Kritik in der Südvorstadt: Stadt tut zu wenig für Flüchtlinge
In beiden Unterkünften wird je ein Sozialarbeiter 50 Personen in der Unterkunft betreuen – in der Tarostraße 6 werden es drei für 150 Geflüchtete, in der Scharnhorststraße 24 vier Sozialarbeiter für 200 sein, die sich um die Geflüchteten kümmern. Geflüchtete werden sich in beiden Unterkünften mit einem Zaun als Abgrenzung zur Schule und mit dem im Winter wohl unangenehmen Weg zu Duschcontainern im Hof arrangieren müssen. Nur die notwendigsten Malerarbeiten könnten bis zur Inbetriebnahme in beiden Unterkünften erledigt werden, so die Sozialsamtsleiterin Martina Kador-Probst.
Die Infoveranstaltung am Dienstag in der Südvorstadt in der Scharnhorststraße 24 besuchten etwa 350 Menschen. Damit war der Saal der Schule brechend voll. Mehrere Redner kritisierten die Stadt für die nicht ausreichende Betreuung durch Sozialarbeiter und die Unterbringung in einer Massenunterkunft anstatt einer dezentralen Unterbringung. Dass es die Stadt nicht schaffe, die Unterkunft ordentlich zu streichen, sei unmöglich, sagte ein Redner.
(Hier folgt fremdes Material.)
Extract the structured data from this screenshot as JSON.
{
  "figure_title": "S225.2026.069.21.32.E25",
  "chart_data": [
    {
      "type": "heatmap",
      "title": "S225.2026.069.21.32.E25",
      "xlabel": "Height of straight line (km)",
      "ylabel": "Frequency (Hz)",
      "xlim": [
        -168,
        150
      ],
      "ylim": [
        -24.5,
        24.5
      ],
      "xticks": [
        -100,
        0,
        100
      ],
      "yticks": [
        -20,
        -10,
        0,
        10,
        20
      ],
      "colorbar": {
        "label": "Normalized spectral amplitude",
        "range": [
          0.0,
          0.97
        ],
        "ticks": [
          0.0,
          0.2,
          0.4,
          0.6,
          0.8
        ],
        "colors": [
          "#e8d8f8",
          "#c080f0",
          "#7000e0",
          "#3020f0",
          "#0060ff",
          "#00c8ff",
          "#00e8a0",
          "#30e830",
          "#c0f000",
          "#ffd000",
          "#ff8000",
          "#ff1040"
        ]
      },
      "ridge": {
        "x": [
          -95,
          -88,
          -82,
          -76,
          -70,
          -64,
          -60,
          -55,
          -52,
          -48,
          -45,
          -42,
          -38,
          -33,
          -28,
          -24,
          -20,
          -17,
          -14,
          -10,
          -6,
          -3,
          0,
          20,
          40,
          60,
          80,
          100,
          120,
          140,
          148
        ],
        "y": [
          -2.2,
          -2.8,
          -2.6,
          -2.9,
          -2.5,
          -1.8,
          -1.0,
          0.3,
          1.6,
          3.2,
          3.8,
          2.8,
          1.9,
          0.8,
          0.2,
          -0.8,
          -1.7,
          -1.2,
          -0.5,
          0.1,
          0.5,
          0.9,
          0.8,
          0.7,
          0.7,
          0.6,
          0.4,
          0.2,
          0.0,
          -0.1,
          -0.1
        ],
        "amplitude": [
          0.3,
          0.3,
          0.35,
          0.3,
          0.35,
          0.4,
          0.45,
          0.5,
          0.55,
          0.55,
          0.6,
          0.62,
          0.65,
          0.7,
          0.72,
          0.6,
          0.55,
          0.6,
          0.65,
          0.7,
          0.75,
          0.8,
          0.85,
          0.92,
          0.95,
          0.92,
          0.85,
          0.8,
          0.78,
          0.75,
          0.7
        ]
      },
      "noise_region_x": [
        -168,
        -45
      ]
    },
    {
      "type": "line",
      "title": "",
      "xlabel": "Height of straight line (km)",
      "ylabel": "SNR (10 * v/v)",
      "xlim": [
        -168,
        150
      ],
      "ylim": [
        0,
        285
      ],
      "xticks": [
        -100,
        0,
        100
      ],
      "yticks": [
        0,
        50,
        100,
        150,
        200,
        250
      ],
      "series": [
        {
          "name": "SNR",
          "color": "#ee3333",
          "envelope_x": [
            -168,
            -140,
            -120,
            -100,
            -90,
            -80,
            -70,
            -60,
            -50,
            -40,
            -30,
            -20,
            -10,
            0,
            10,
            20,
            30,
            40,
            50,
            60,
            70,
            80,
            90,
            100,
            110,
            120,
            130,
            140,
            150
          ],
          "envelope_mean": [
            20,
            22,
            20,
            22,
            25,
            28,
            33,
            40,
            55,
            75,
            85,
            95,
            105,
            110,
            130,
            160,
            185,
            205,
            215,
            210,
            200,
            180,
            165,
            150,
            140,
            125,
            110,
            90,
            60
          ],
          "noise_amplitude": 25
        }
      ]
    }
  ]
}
»Deutsche Eltern schüren bei ihren Kindern Vorurteile gegenüber Flüchtlingen«
Bei all der positiven Grundstimmung und der Forderung nach mehr Engagement der Stadt gegenüber Geflüchteten, gab es auch in der Südvorstadt eine sorgenvolle Wortmeldung: »Bei 350 Flüchtlingen wird es Konflikte geben«, so eine Rednerin. Flüchtlingskinder würden den »deutschen Kindern den Reichtum neiden«. Und fragte, ob der Wachdienst überhaupt Tag und Nacht dort sein würde, um auf die Flüchtlinge aufzupassen. »Bis zu 200 Menschen kommen«, berichtigte die Sozialamtsleiterin Kador-Probst die »besorgte« Frau. Die meisten, die hierher kommen würden, seien friedlich, so Kador-Probst. »Es sind eher die deutschen Kinder, die sich (gegenüber Geflüchteten, Anm. d. Red.) abgrenzen. Und deutsche Eltern schüren bei ihren Kindern Vorurteile gegenüber Flüchtlingen«, entgegnete eine Lehrerin für Deutsch als Zweitsprache wenig später.
European Homecare wird Notunterkünfte betreiben
Betrieben werden sollen beide Notunterkünfte von der Essener Firma European Homecare. Die Firma betreibt bundesweit – und auch in Sachsen – Unterkünfte für Geflüchtete. In Leipzig war die Firma bereits in den Unterkünften in der Pittlerstraße 5/7 und der Zschortauer Straße 44 als Dienstleister tätig. Sie betrieb die vorübergehende Unterbringung in der Löbauer Straße für vier Monate bis zum Frühjahr 2014.
Die Firma war vergangenes Jahr im Herbst in die Schlagzeilen geraten: Geflüchtete wurden in einer von der Firma betriebenen Unterkunft im nordrhein-westfälischen Burbach von Sicherheitsleuten misshandelt. Laut Recherchen des WDR soll die Heimleitung von den Missbrauchsfällen gewusst haben. Die Ermittlungen der Staatsanwaltschaft Siegen wegen Freiheitsberaubung, Nötigung und Korperverletzung gegen ingesamt 50 Beschuldigte – darunter Sicherheitspersonal, aber auch Sozialbetreuer, der ehemalige Heimleiter sowie der Geschäftsführer der Firma – dauern noch an.